We know that there is more information, of all kinds, available to us today than there ever has been. More stories, more conversation, more news, more useless crap. Just more of everything. In times like these, though, many of us find that we cannot process all of the suffering that is in front of us. This is one of (many) reasons that I don’t watch news, aside from The Daily Show and The Colbert Report. Many of us are simply numb, and we can’t handle another video of another person trapped and dying under rocks that, in any other country in our hemisphere, someone could move.
And yet. When I got to hear Bill Clinton speak earlier this month, he spoke about the challenge of “our interdependence and interconnectedness” that he believes is the challenge of the 21st century.
But what does that mean, when we think of suffering?
It means that there is no suffering from which we are disconnected.
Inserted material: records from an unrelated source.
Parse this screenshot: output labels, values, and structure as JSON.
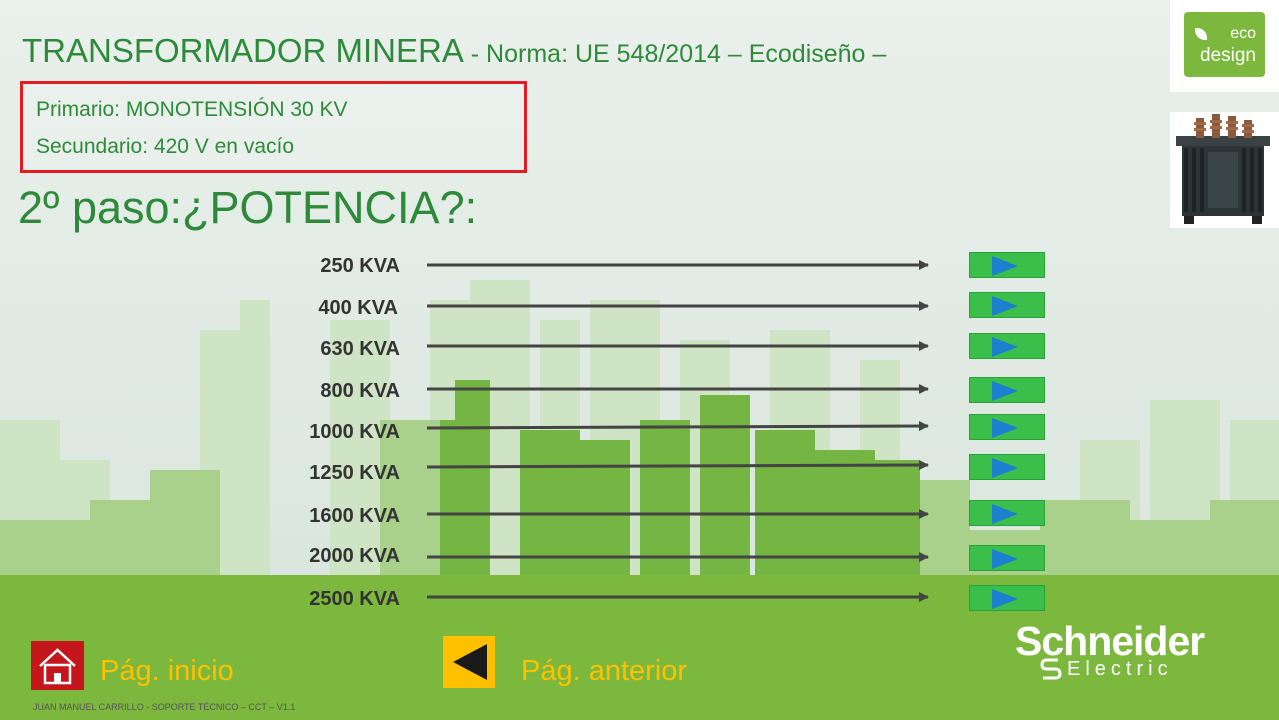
{
  "title": {
    "main": "TRANSFORMADOR MINERA",
    "subtitle": " - Norma: UE 548/2014 – Ecodiseño –"
  },
  "specs": {
    "primary": "Primario: MONOTENSIÓN 30 KV",
    "secondary": "Secundario: 420 V en vacío"
  },
  "step_heading": "2º paso:¿POTENCIA?:",
  "power_options": [
    {
      "label": "250 KVA"
    },
    {
      "label": "400 KVA"
    },
    {
      "label": "630 KVA"
    },
    {
      "label": "800 KVA"
    },
    {
      "label": "1000 KVA"
    },
    {
      "label": "1250 KVA"
    },
    {
      "label": "1600 KVA"
    },
    {
      "label": "2000 KVA"
    },
    {
      "label": "2500 KVA"
    }
  ],
  "eco_logo": {
    "line1": "eco",
    "line2": "design"
  },
  "nav": {
    "home_label": "Pág. inicio",
    "prev_label": "Pág. anterior"
  },
  "footer": "JUAN MANUEL CARRILLO - SOPORTE TÉCNICO – CCT – V1.1",
  "brand": {
    "name": "Schneider",
    "sub": "Electric"
  },
  "colors": {
    "title_green": "#2e8a3a",
    "accent_red": "#e31b23",
    "nav_yellow": "#ffc000",
    "button_green": "#3bbf4a",
    "play_blue": "#1d7fd0",
    "ground_green": "#7cb83d"
  },
  "icons": {
    "home": "home-icon",
    "prev": "triangle-left-icon",
    "play": "play-icon"
  }
}
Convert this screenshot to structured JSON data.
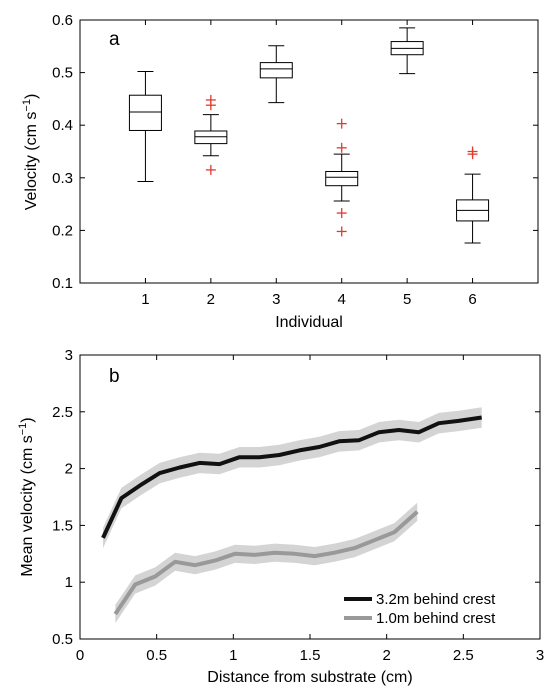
{
  "chart_data": [
    {
      "type": "box",
      "panel_label": "a",
      "xlabel": "Individual",
      "ylabel": "Velocity (cm s",
      "ylabel_sup": "−1",
      "ylabel_end": ")",
      "ylim": [
        0.1,
        0.6
      ],
      "yticks": [
        0.1,
        0.2,
        0.3,
        0.4,
        0.5,
        0.6
      ],
      "categories": [
        "1",
        "2",
        "3",
        "4",
        "5",
        "6"
      ],
      "outlier_color": "#e03a2e",
      "boxes": [
        {
          "category": "1",
          "whisker_low": 0.293,
          "q1": 0.39,
          "median": 0.425,
          "q3": 0.457,
          "whisker_high": 0.502,
          "outliers": []
        },
        {
          "category": "2",
          "whisker_low": 0.342,
          "q1": 0.365,
          "median": 0.378,
          "q3": 0.389,
          "whisker_high": 0.42,
          "outliers": [
            0.315,
            0.438,
            0.448
          ]
        },
        {
          "category": "3",
          "whisker_low": 0.443,
          "q1": 0.49,
          "median": 0.507,
          "q3": 0.519,
          "whisker_high": 0.551,
          "outliers": []
        },
        {
          "category": "4",
          "whisker_low": 0.256,
          "q1": 0.285,
          "median": 0.301,
          "q3": 0.312,
          "whisker_high": 0.345,
          "outliers": [
            0.198,
            0.233,
            0.357,
            0.403
          ]
        },
        {
          "category": "5",
          "whisker_low": 0.498,
          "q1": 0.534,
          "median": 0.546,
          "q3": 0.559,
          "whisker_high": 0.585,
          "outliers": []
        },
        {
          "category": "6",
          "whisker_low": 0.176,
          "q1": 0.218,
          "median": 0.238,
          "q3": 0.258,
          "whisker_high": 0.307,
          "outliers": [
            0.345,
            0.35
          ]
        }
      ]
    },
    {
      "type": "line",
      "panel_label": "b",
      "xlabel": "Distance from substrate (cm)",
      "ylabel": "Mean velocity (cm s",
      "ylabel_sup": "−1",
      "ylabel_end": ")",
      "xlim": [
        0,
        3
      ],
      "ylim": [
        0.5,
        3
      ],
      "xticks": [
        0,
        0.5,
        1,
        1.5,
        2,
        2.5,
        3
      ],
      "xtick_labels": [
        "0",
        "0.5",
        "1",
        "1.5",
        "2",
        "2.5",
        "3"
      ],
      "yticks": [
        0.5,
        1,
        1.5,
        2,
        2.5,
        3
      ],
      "ytick_labels": [
        "0.5",
        "1",
        "1.5",
        "2",
        "2.5",
        "3"
      ],
      "legend_position": "bottom-right",
      "series": [
        {
          "name": "3.2m behind crest",
          "color": "#111111",
          "band_color": "#d4d4d4",
          "x": [
            0.15,
            0.27,
            0.39,
            0.52,
            0.65,
            0.78,
            0.91,
            1.04,
            1.17,
            1.3,
            1.43,
            1.56,
            1.69,
            1.82,
            1.95,
            2.08,
            2.21,
            2.34,
            2.47,
            2.62
          ],
          "y": [
            1.39,
            1.74,
            1.85,
            1.96,
            2.01,
            2.05,
            2.04,
            2.1,
            2.1,
            2.12,
            2.16,
            2.19,
            2.24,
            2.25,
            2.32,
            2.34,
            2.32,
            2.4,
            2.42,
            2.45
          ],
          "band": 0.09
        },
        {
          "name": "1.0m behind crest",
          "color": "#999999",
          "band_color": "#d4d4d4",
          "x": [
            0.23,
            0.36,
            0.49,
            0.62,
            0.75,
            0.88,
            1.01,
            1.14,
            1.27,
            1.4,
            1.53,
            1.66,
            1.79,
            1.92,
            2.05,
            2.2
          ],
          "y": [
            0.72,
            0.98,
            1.05,
            1.18,
            1.15,
            1.19,
            1.25,
            1.24,
            1.26,
            1.25,
            1.23,
            1.26,
            1.3,
            1.37,
            1.44,
            1.62
          ],
          "band": 0.08
        }
      ]
    }
  ]
}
Jesus told us to love our neighbor, and told radical stories about what defines a neighbor. He expanded its definition to the limit of what was geographically available to the people of his day.
What does that mean when everyone is geographically available to us? When no story is unavailable to us? I don’t believe it means that we can watch every sad video, or look at every sad photo, or hear every sad soundbyte. We would never do anything else, for one thing, but it is still true that we simply are not mentally or emotionally capable of processing all of it.
But what it does mean is that we cannot ignore any story. We must process what we can, and enter into these stories. We must, as one of my favorite professors was fond of saying, “Take on the pain of the world each day.”
This same professor is a deep practitioner of contemplative and charismatic practices. He reads and prays deeply. He visits monasteries. He is a Pentecostal mystic, in a beautiful way.
This is essential, if we are to enter into these stories. We must, yes, go to the people and places the heart of God demands that we go. But we must also take those people and places to the heart of God. Remember this, in this suffering and all other sufferings.